I go camping pretty often at a local watering hole, about 20 miles away. Probably one weekend a month, whenever the kiddos are at mom’s place. As a result i have a modest collection of 1# LP cylinders. I got tired of finding a spot to recycle my empties, and at $10 a pair, can get costly over time. And my 20# hose with inches regulator got damaged and i havent repaired it yet so Ive been refilling the 1lb’ers, marking it on the bottle. I change out the gas rated schrader valves every 3 fills, and note this on the bottle as well. I bubble test each cylinder/valve before shelving, and each cylinder gets refilled to 80% capacity of what i buy it at (pressurized tanks like this usually follow a 80/20 rule - 80% capacity only, allowing for thermal expansion, and the weight i recieve them at is already 80% of its actual capacity.) When i refill it, its only being filled to 60-65% its actual capacity.

As the title states how many cycles can these bottles handle before it becomes dangerous? There is literature that the federal government puts out that says not to refill due to stresses from cycling full/empty. There is also literature that says these same refilled DOT 39’s arent transportable once refilled. While I understand this isnt implicit permission to refill, it is acknowledging them, and how they arent allowed to be transported. So, it sounds like its done, at least. There also exists off-the-shelf solutions for refilling bottles and youtube is replete with videos on how to do it.

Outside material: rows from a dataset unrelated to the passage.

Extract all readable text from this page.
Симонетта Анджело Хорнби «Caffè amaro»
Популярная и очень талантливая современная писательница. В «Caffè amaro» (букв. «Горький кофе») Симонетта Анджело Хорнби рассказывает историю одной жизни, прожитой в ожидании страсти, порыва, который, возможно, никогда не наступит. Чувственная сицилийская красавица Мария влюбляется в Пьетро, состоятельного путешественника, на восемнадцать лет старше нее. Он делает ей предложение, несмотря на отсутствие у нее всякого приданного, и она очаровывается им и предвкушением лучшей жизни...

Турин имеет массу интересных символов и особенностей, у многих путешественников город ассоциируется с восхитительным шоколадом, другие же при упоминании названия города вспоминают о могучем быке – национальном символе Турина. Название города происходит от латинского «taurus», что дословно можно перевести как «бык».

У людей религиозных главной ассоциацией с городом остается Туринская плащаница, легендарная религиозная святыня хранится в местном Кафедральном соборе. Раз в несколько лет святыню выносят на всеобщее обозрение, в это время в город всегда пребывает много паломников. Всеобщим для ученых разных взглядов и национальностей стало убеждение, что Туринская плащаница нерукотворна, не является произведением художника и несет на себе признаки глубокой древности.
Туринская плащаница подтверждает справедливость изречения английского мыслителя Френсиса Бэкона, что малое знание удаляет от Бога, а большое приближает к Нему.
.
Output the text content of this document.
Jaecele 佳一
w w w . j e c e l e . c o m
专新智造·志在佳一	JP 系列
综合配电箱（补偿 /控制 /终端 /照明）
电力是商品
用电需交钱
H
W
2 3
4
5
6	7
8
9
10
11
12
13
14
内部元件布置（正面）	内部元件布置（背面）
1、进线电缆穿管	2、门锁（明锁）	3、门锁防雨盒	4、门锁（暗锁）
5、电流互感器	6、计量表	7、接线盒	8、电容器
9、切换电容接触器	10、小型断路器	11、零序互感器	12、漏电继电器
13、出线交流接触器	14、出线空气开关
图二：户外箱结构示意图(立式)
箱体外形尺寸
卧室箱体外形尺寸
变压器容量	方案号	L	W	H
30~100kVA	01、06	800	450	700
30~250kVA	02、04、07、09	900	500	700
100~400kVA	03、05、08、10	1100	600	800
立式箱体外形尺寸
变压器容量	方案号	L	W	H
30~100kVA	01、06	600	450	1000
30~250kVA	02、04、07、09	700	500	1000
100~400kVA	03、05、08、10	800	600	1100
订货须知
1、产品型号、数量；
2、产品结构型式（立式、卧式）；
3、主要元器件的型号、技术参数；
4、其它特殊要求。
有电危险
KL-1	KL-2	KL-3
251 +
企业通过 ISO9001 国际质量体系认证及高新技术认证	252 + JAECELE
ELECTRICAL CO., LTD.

Or am i reaching? Does anyone here refill their 1# cylinders for camping? Does anyone know how often this is safe? Is there literature elsewhere that can shed light on this? If i cant get a firm-ish number ill likely abandon doing this and just go back to my 20# tank and proper regulator out of concern for safety.

Thanks yall.

  • nat_turner_overdrive [he/him]
    ·
    11 months ago

    I haven't done it but I really can't imagine they'd be weakened a significant amount by refilling. I wouldn't worry, but I also have a lot of self inflicted scars and injuries, so, y'know, consider the source.